Patty Moonen. She coaches. She works out. She smiles. She tears up. She picks on everyone. She inspires all of us. We wouldn’t be The Scary Gym without her (not because she’s scary, even when she’s making fun of someone she does it to their face and can’t help but being as sweet as her Patty bars in the process). Patty has been here since the good ol’ garage days, along with some other youthful Old Faithfuls. Through more ups and downs than I can recount, you define longevity.
The Cleaning Crew. Doug and Jen are behind the scenes busting their butts. You might not see them unless you work out late at night because they work full time, get fit and clean up our place of fitness. It isn’t just them though, they enlist their whole crew of children to move the kettlebells to dust, climb on the rig and wipe off our dead skin and red blood cells from the bars, vacuum, mop, and disinfect. Doug’s OCD keeps the place arranged and the GHD machines in ever-changing positions.
Coaches. The gym is life. Life happens at the gym, and coaching allows me to be a part of it. I am beyond grateful for the opportunity to help my members grow athletically and individually. That and for the ability to wear sweatpants and leave the house without brushing my hair ;). Getting an eye into your core values while you grapple with difficult movements, running out of breath and sweating profusely inspires the shit out of me. You are full of grit, integrity and a boat load of persistence. It is what fires me up each and everyday. Yet at the end of the day I also love my family and spending time outside of the gym. My crew of coaches are the ones who make this possible and they’re the best around. I couldn’t do it without them.
The term Grateful begins with the root of praise and ends with the suffix ful – meaning “the amount or volume contained.” It can best be explained by the reason for the season, Thanksgiving. You know how at the end of the meal you’re stuffed up to the top of your gullet and can practically feel the last bite of turkey resting at the bottom of your throat? That’s my level of gratitude. I am full of thanks to the brim of my existence. I am grateful for each and every one of you and the energy you bring to DFC. You are what makes it my favorite place to be.

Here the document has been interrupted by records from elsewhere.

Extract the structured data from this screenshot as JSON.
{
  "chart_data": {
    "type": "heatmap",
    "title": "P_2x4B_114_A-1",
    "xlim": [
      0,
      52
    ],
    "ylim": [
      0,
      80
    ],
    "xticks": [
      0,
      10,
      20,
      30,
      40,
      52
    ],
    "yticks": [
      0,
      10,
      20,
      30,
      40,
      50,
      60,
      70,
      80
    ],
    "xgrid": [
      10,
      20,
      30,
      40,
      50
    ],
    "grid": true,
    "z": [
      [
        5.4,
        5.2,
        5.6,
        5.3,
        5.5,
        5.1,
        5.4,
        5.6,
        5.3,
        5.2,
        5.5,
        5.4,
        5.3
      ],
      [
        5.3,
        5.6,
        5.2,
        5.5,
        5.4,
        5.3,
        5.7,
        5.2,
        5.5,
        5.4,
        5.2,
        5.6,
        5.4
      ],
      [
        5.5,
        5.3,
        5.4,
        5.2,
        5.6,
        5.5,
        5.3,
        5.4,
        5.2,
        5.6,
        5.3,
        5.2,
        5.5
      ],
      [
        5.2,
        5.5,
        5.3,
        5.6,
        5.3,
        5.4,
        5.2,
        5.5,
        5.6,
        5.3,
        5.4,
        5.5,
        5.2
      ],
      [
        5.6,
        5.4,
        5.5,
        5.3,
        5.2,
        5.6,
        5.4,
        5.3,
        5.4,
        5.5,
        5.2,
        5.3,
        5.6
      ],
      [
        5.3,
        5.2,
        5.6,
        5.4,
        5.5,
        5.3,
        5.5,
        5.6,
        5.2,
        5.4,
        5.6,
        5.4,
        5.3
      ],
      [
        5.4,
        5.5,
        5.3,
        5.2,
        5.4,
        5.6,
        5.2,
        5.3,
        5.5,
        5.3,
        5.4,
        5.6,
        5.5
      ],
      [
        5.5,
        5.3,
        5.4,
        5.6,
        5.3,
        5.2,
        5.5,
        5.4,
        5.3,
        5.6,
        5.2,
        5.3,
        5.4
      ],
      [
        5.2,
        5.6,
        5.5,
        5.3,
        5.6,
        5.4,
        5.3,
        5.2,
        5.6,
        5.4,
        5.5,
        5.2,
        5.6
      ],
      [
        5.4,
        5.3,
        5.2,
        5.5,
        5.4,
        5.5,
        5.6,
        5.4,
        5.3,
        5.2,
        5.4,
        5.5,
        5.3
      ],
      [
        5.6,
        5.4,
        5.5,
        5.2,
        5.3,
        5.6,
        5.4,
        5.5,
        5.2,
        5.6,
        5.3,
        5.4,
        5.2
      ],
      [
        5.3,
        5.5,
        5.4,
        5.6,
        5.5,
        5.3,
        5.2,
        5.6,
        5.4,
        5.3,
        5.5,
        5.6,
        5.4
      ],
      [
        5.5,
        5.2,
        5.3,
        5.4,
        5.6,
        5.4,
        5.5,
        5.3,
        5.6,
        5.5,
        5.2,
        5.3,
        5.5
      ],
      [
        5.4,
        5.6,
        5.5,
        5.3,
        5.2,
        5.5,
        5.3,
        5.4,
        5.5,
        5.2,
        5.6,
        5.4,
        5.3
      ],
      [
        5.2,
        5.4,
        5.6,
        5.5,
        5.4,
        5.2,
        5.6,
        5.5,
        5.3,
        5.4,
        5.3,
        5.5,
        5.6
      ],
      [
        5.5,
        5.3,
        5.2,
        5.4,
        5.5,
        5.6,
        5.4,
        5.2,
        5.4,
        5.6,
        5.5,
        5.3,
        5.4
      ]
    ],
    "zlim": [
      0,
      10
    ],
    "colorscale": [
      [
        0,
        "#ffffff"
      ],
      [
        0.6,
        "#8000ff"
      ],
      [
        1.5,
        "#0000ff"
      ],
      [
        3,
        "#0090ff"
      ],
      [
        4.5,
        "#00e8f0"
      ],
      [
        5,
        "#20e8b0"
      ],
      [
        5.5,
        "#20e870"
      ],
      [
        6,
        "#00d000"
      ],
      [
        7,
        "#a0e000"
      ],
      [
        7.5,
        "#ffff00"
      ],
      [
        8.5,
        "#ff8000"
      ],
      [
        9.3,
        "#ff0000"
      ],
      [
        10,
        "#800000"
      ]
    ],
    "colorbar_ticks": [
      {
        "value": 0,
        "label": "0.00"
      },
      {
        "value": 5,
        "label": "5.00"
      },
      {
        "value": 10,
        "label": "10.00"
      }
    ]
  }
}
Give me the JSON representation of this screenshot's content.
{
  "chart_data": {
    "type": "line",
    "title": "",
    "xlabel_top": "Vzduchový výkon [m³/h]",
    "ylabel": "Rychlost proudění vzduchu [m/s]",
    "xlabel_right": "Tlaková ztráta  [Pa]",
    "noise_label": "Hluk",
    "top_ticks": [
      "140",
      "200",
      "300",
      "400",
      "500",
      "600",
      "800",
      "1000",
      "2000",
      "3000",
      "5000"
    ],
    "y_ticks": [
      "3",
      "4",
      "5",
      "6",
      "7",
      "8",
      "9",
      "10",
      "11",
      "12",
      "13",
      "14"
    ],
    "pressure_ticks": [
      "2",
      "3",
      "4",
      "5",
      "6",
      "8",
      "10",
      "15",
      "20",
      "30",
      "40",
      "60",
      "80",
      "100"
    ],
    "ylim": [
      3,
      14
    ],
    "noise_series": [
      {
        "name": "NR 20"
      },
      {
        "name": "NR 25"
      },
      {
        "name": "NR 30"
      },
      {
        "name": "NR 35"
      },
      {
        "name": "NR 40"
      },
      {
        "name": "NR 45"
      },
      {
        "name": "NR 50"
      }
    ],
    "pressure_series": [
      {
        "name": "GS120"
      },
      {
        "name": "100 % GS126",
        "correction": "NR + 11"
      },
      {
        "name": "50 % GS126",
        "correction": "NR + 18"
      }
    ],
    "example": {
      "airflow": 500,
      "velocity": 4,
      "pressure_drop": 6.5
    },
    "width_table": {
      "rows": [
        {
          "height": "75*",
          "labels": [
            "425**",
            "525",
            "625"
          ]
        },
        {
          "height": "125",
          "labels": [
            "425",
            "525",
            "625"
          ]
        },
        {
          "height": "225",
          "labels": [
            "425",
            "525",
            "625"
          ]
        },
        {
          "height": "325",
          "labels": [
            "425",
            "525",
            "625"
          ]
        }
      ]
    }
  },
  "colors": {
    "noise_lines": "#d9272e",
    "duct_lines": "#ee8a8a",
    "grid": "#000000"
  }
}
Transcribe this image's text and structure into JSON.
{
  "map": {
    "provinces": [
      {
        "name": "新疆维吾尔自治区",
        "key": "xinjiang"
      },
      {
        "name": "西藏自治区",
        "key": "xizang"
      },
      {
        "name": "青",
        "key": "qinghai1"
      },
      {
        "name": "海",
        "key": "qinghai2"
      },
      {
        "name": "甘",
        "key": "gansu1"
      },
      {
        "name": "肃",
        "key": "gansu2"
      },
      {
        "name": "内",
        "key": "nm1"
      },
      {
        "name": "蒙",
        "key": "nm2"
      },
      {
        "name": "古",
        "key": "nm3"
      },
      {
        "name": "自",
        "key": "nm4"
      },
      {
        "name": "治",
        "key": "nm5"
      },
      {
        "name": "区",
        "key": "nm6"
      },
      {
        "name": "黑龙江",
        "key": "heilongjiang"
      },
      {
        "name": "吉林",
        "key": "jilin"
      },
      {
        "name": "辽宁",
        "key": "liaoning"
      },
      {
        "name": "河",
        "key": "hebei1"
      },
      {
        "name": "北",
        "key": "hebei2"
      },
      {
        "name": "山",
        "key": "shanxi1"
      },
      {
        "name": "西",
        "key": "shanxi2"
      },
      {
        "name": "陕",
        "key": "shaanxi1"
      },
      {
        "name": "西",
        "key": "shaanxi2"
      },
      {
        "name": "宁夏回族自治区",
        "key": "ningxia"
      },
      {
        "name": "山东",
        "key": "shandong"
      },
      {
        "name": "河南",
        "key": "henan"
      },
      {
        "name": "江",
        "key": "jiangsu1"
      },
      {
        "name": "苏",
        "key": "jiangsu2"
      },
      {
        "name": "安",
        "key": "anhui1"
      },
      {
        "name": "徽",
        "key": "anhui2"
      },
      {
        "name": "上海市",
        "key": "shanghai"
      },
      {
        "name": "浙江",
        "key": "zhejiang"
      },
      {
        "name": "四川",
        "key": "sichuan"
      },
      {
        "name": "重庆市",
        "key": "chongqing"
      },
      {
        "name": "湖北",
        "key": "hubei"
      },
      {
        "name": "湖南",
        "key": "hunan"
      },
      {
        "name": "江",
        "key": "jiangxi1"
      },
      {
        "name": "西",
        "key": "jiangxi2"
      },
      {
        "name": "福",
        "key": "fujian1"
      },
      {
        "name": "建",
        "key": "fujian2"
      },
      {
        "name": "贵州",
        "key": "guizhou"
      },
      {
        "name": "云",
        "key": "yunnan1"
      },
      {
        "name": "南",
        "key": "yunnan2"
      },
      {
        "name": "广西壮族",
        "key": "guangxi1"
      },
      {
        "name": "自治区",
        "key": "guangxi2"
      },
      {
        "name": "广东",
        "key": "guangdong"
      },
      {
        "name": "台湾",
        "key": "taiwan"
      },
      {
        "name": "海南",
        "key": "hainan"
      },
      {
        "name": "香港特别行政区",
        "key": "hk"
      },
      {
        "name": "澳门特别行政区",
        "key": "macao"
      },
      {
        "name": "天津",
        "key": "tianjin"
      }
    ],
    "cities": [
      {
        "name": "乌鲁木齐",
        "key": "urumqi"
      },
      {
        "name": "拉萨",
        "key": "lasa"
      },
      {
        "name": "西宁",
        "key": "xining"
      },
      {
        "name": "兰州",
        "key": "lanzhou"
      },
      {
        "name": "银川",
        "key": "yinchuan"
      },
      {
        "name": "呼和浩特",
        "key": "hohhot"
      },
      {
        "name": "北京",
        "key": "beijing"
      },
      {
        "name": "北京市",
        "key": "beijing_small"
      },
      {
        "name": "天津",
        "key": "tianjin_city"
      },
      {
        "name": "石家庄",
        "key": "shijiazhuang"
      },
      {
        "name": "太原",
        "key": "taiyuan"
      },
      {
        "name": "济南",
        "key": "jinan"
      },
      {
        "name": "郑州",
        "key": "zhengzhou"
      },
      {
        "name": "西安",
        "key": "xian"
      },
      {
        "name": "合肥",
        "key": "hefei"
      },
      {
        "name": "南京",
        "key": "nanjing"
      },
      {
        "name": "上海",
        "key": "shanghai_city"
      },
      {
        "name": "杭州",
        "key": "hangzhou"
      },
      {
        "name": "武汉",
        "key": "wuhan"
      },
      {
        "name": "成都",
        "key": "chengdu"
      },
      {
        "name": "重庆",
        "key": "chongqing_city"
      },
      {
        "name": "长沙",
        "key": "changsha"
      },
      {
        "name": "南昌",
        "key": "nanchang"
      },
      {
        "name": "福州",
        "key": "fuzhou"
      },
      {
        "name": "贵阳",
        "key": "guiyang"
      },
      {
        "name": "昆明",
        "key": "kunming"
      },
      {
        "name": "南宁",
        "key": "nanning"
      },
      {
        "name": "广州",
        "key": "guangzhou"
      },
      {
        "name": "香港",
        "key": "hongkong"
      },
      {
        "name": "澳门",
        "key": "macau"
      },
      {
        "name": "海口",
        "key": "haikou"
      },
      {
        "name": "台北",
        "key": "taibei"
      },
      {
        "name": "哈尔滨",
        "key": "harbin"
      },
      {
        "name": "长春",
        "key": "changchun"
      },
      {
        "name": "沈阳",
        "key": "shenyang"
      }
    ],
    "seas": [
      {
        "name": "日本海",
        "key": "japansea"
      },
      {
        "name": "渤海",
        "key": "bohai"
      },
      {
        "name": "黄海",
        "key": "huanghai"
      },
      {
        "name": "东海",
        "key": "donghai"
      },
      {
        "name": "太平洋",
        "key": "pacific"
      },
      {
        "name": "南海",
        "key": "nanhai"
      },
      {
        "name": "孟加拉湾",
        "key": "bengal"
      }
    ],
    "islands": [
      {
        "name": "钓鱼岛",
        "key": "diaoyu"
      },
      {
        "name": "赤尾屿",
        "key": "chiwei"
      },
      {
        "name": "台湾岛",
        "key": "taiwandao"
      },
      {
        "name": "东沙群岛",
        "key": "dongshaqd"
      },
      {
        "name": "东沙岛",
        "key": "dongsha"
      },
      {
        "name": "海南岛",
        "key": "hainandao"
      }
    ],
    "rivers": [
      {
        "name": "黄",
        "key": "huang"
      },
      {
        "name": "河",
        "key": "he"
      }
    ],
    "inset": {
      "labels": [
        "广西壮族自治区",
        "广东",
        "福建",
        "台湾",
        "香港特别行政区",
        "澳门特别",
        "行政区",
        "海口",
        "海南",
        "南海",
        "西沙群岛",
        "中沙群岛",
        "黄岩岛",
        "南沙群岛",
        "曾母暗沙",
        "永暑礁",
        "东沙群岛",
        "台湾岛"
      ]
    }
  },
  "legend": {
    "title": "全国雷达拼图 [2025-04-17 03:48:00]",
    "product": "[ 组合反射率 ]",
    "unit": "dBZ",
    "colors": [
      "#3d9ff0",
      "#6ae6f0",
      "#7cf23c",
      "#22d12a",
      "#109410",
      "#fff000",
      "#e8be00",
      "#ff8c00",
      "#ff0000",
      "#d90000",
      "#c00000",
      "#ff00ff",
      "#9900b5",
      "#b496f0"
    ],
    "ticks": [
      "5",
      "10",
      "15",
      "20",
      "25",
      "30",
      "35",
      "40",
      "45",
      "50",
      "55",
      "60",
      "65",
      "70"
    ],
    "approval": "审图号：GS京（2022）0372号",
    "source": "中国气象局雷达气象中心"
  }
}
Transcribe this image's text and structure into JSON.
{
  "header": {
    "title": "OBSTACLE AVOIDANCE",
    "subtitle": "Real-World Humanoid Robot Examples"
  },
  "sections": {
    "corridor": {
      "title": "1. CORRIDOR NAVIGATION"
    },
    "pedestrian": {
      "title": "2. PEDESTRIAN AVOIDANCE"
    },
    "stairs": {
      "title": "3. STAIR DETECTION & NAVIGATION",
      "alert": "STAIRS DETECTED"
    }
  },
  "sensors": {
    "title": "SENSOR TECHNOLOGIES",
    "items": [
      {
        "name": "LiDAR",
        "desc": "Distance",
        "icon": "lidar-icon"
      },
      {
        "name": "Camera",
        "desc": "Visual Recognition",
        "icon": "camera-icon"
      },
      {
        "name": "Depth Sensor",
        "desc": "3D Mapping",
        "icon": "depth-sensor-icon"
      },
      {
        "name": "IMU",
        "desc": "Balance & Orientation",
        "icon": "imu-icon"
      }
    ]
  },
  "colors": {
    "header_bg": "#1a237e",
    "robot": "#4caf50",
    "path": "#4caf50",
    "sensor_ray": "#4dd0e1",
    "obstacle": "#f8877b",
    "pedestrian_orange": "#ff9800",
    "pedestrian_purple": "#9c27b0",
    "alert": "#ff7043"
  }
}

And since grateful is as grateful does, this month I encourage you to express your gratitude. It isn’t about just the feeling, but the action of honoring it. The best way to be grateful is to practice gratitude. Make a commitment to notice good things that happen. I will do the same. No this doesn’t mean I’m not going to tell you to get your weight in your heels or your knees out in the squat, you still need coaching that isn’t sugar coated compliments. It just means I’m going to continue to celebrate the good that you do each and every day.
You can start practicing gratitude by celebrating your own accomplishments too. Add yours to the new “Full of Great” whiteboard (yes there’s another one – I just can’t resist dry erase markers and schpeals, you know this and I’m thankful you put up with it).